JPMorgan has announced a raise in quarterly dividend by eight cents to 38 cents a share. Wells Fargo raised the existing 22 cents payout per share to 25 cents. Fargo also announced that it has got the necessary approval to raise the dividend to 30 cents a share.
Why this sudden turnaround? It is reported that JPMorgan’s net income saw a 33% year to year jump. While analysts predicted a profit of $1.38 per share, the figure finally stood at $1.59 per share. Following this trend was Wells Fargo. The fourth largest bank reported a 22% increase in its first-quarter operations. Compared to 75 cents a share last year, the bank earned 92 cents a share this quarter.
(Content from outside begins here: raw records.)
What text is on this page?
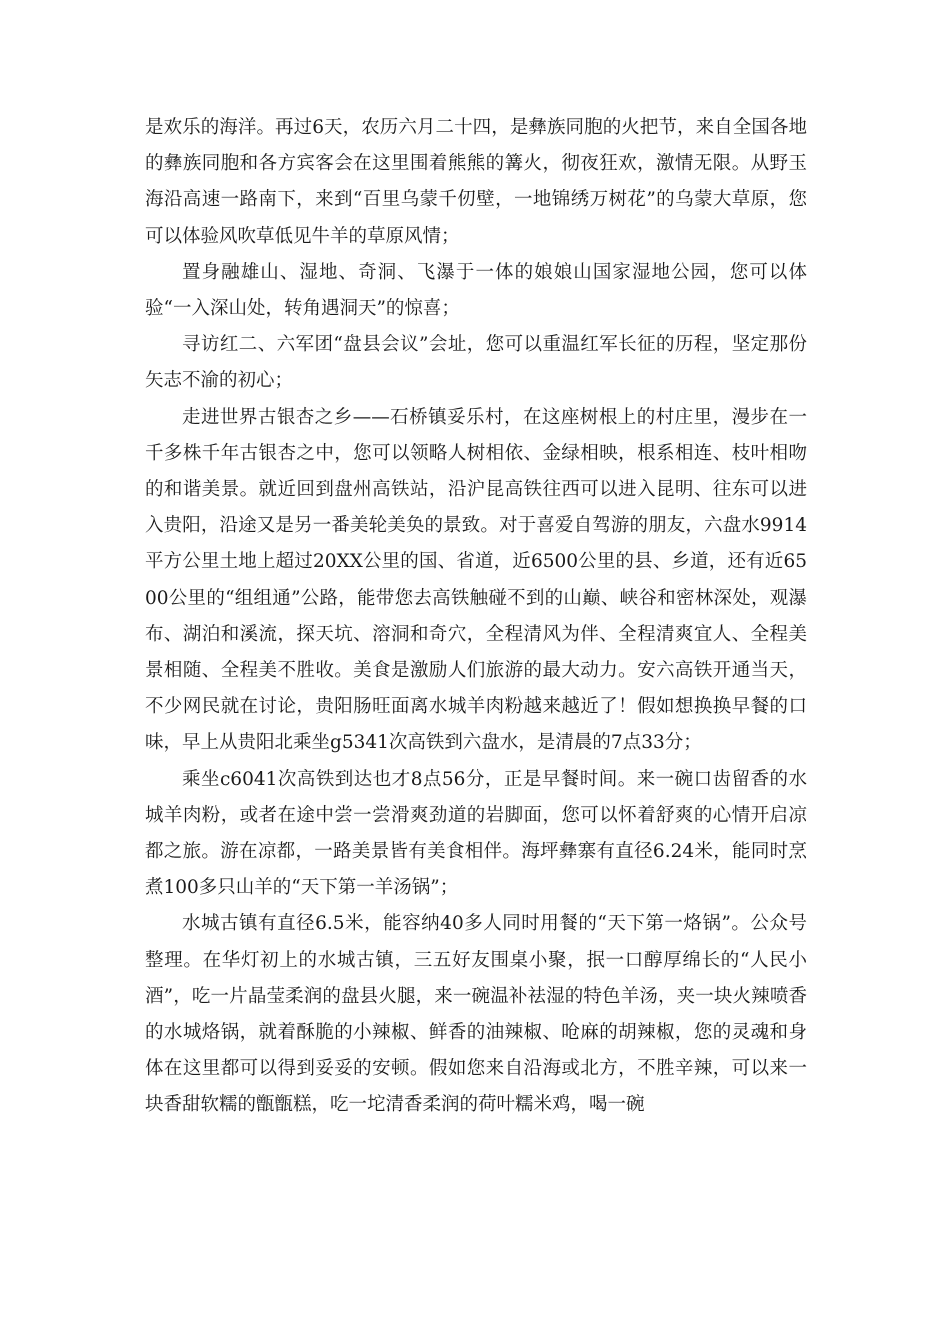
是欢乐的海洋。再过6天，农历六月二十四，是彝族同胞的火把节，来自全国各地的彝族同胞和各方宾客会在这里围着熊熊的篝火，彻夜狂欢，激情无限。从野玉海沿高速一路南下，来到“百里乌蒙千仞壁，一地锦绣万树花”的乌蒙大草原，您可以体验风吹草低见牛羊的草原风情；

置身融雄山、湿地、奇洞、飞瀑于一体的娘娘山国家湿地公园，您可以体验“一入深山处，转角遇洞天”的惊喜；

寻访红二、六军团“盘县会议”会址，您可以重温红军长征的历程，坚定那份矢志不渝的初心；

走进世界古银杏之乡——石桥镇妥乐村，在这座树根上的村庄里，漫步在一千多株千年古银杏之中，您可以领略人树相依、金绿相映，根系相连、枝叶相吻的和谐美景。就近回到盘州高铁站，沿沪昆高铁往西可以进入昆明、往东可以进入贵阳，沿途又是另一番美轮美奂的景致。对于喜爱自驾游的朋友，六盘水9914平方公里土地上超过20XX公里的国、省道，近6500公里的县、乡道，还有近6500公里的“组组通”公路，能带您去高铁触碰不到的山巅、峡谷和密林深处，观瀑布、湖泊和溪流，探天坑、溶洞和奇穴，全程清风为伴、全程清爽宜人、全程美景相随、全程美不胜收。美食是激励人们旅游的最大动力。安六高铁开通当天，不少网民就在讨论，贵阳肠旺面离水城羊肉粉越来越近了！假如想换换早餐的口味，早上从贵阳北乘坐g5341次高铁到六盘水，是清晨的7点33分；

乘坐c6041次高铁到达也才8点56分，正是早餐时间。来一碗口齿留香的水城羊肉粉，或者在途中尝一尝滑爽劲道的岩脚面，您可以怀着舒爽的心情开启凉都之旅。游在凉都，一路美景皆有美食相伴。海坪彝寨有直径6.24米，能同时烹煮100多只山羊的“天下第一羊汤锅”；

水城古镇有直径6.5米，能容纳40多人同时用餐的“天下第一烙锅”。公众号整理。在华灯初上的水城古镇，三五好友围桌小聚，抿一口醇厚绵长的“人民小酒”，吃一片晶莹柔润的盘县火腿，来一碗温补祛湿的特色羊汤，夹一块火辣喷香的水城烙锅，就着酥脆的小辣椒、鲜香的油辣椒、呛麻的胡辣椒，您的灵魂和身体在这里都可以得到妥妥的安顿。假如您来自沿海或北方，不胜辛辣，可以来一块香甜软糯的甑甑糕，吃一坨清香柔润的荷叶糯米鸡，喝一碗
But amid the good news comes some disappointing announcements. Both banks said that loan growth was sluggish in the first quarter compared to the last quarter of 2012. Also, the banks reported that the interest rates they collect on loans from consumers and rates that they pay are narrowing down. This lead to a fall in their shares prices last week.
What do these developments talk of the country’s banking industry? These signs show that the economy is recovering. Even if loan growth across the industry is not squaring up, there is not much reason to be worried as long as consumers are confident. There has also been a reversal in the country’s housing sector as mortgage lending has jumped 37% from a year ago. Likewise, auto loans grew 10%. However, new business loans plummeted by 20%.
But the good news is that consumers are spending more and sound pessimistic.